В следующем году все три Пончика поступили в университет. Имея поддержку такой холостяцкой компании, они чувствовали себя значительно увереннее золотых медалистов.
Вакантные места заняли другие Пончики. Вслед за директором и освобожденным, то есть штатным секретарем парткома получили свою порцию заведующие отделами. Очередь дошла до старших научных сотрудников. В течение года каждый из них имел своего Пончика. Вернее, каждый, начиная со старшего научного сотрудника и выше, имел право на персонального Пончика.

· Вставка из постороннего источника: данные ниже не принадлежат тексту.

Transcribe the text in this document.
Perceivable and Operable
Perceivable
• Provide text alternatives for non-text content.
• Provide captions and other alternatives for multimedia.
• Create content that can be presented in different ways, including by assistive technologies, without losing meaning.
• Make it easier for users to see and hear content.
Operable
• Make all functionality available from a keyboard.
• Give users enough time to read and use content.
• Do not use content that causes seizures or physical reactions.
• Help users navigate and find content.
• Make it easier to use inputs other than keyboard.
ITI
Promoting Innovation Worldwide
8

В отделе соединений хлора ни заведующий, ни оба старших не воспользовались своим законным правом. Еще в студенческую пору Моська, в отличие от однокурсника, будущего директора института, вел целомудренный образ жизни. Таким дураком он остался и поныне.
Профессор Моисей Ашерович Рейнман не скрывал своего осуждения института Пончиков. В своем отделе он не позволит гадости. Так он выразился. Много он понимает, пресный дурак. Погнать бы его к ядреной матери. Но даже во время заварушки с евреями директор не просто сохранил, а отстоял профессора Рейнмана. Пусть простаки считают, что это сантименты студенческой дружбы. Какие уж тут сантименты! Положа руку на сердце, обе диссертации и свыше тридцати статей, подписанных сперва Рейнманом и им, а сейчас — им и Рейманом важнее всяких дурацких сантиментов.
Хрен с ним, если он довольствуется пресной жидовской семьей. Жаль только его старших научных сотрудников. И не поймешь, то ли они такие же херы, как их босс, то ли просто подлаживаются.
В своем кругу директор любил повторять, что Пончики стимулируют деятельность клеток коры головного мозга и выдачу «на-гора» научной продукции института. Если бы не крайняя необходимость обеспечить передовое сельское хозяйство удобрениями и ядохимикатами, он, мол, несомненно, исследовал бы химическое влияние половых гормонов на мыслительный процесс. Но сам-то он отлично сознавал, что не его половые гормоны, а Моська со своим отделом удерживает его на плаву.
Ладно, хрен с ней, с Академией. Живешь только раз.
Приближался Новый год. В институте была блестящая самодеятельность. Вечера доставляли истинное наслаждение и зрителям и артистам. Стало традицией приходить на эти вечера с женами и мужьями. Нередко, прослышав о готовившейся программе, на вечер старались попасть люди из смежных институтов. Вот и сейчас директор не удивился, увидев количество зрителей в большом конференц-зале. Вместе с женой сквозь строй почтительно расступающихся аспирантов и прочей публики, оставшейся без мест, он прошел в первый ряд к зарезервированным креслам.